Ayşe, plus directe, deman­da : « Vous êtes Madame Nefise ? Une des cinq gardiennes ? »

« La der­nière, en fait. Les quatre autres sont morts. » Elle posa son tri­cot. « Mais avant de mou­rir, cha­cun a caché son secret dans un lieu sûr et a trans­mis les ins­truc­tions à ses des­cen­dants. Mal­heu­reu­se­ment, la plu­part des des­cen­dants ne savent pas qu’ils sont des­cen­dants. Vous allez devoir les trouver. »

Elle se leva avec une agi­li­té sur­pre­nante pour son âge et ouvrit un tiroir de sa com­mode. Elle en sor­tit cinq enve­loppes scellées.

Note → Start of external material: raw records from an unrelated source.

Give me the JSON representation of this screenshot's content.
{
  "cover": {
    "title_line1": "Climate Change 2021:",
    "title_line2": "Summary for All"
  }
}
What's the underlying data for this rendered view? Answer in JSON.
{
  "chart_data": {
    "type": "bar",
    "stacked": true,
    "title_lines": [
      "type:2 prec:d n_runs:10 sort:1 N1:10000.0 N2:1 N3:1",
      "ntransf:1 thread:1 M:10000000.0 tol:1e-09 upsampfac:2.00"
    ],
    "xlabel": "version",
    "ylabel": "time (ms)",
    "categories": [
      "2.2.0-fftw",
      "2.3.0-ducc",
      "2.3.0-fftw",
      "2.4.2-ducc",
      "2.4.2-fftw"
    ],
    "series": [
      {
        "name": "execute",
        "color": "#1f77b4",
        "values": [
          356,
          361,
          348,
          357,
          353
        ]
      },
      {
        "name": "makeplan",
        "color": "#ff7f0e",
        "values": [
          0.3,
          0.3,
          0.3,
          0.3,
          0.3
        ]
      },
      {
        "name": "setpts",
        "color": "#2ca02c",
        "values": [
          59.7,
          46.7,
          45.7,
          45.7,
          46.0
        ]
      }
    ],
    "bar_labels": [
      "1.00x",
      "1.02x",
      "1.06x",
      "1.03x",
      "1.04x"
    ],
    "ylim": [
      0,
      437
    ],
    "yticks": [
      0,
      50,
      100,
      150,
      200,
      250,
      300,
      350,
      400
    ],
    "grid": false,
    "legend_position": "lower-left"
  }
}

« Sofia. Salo­nique. Alep. Le Bos­phore. Et Constan­ti­nople. » Elle ten­dit les enve­loppes à Rupert. « Cinq villes. Cinq secrets. Cinq his­toires qui chan­ge­ront tout ce que vous pen­sez savoir sur l’Em­pire ottoman. »

« Pour­quoi nous ? » deman­da Ayşe.

Madame Nefise sou­rit. « Parce que vous avez révé­lé le sixième. Parce que Abdül­ha­mid vous a choi­sis. Et parce que… » Elle regar­da par la fenêtre. « Ah, un chat blanc vient d’arriver. »

Effec­ti­ve­ment, Pacha II était assis sur le rebord de la fenêtre, les obser­vant avec ses yeux verts perçants.

« Les chats savent tou­jours, » dit Madame Nefise doucement.

Rupert prit les enve­loppes. Elles étaient lourdes, anciennes, importantes.

« Et si nous refusons ? »

« Vous ne refu­se­rez pas. » Madame Nefise retour­na à son fau­teuil et reprit son tri­cot. « Per­sonne ne refuse un mys­tère otto­man. Sur­tout pas à Constan­ti­nople. Ce sont les plus beaux mystères. »

Elle avait rai­son, bien sûr.

Rupert et Ayşe redes­cen­dirent en silence. Dans le hall, ils trou­vèrent Per­ci­val, Niko­lai (qui venait d’ar­ri­ver de Mos­cou « juste au bon moment, comme tou­jours »), et même Ley­la qui était reve­nue de Milan « parce que quelque chose lui disait qu’elle devait être là. »

Rupert leur mon­tra les enveloppes.

« Nous par­tons pour Sofia demain, » annonça-t-il.

« Évi­dem­ment, » sou­pi­ra Per­ci­val. « Pour­quoi pas. »

Pacha II miau­la depuis l’escalier.

Et quelque part dans Constan­ti­nople, un pigeon roucoula.

L’a­ven­ture venait vrai­ment de commencer.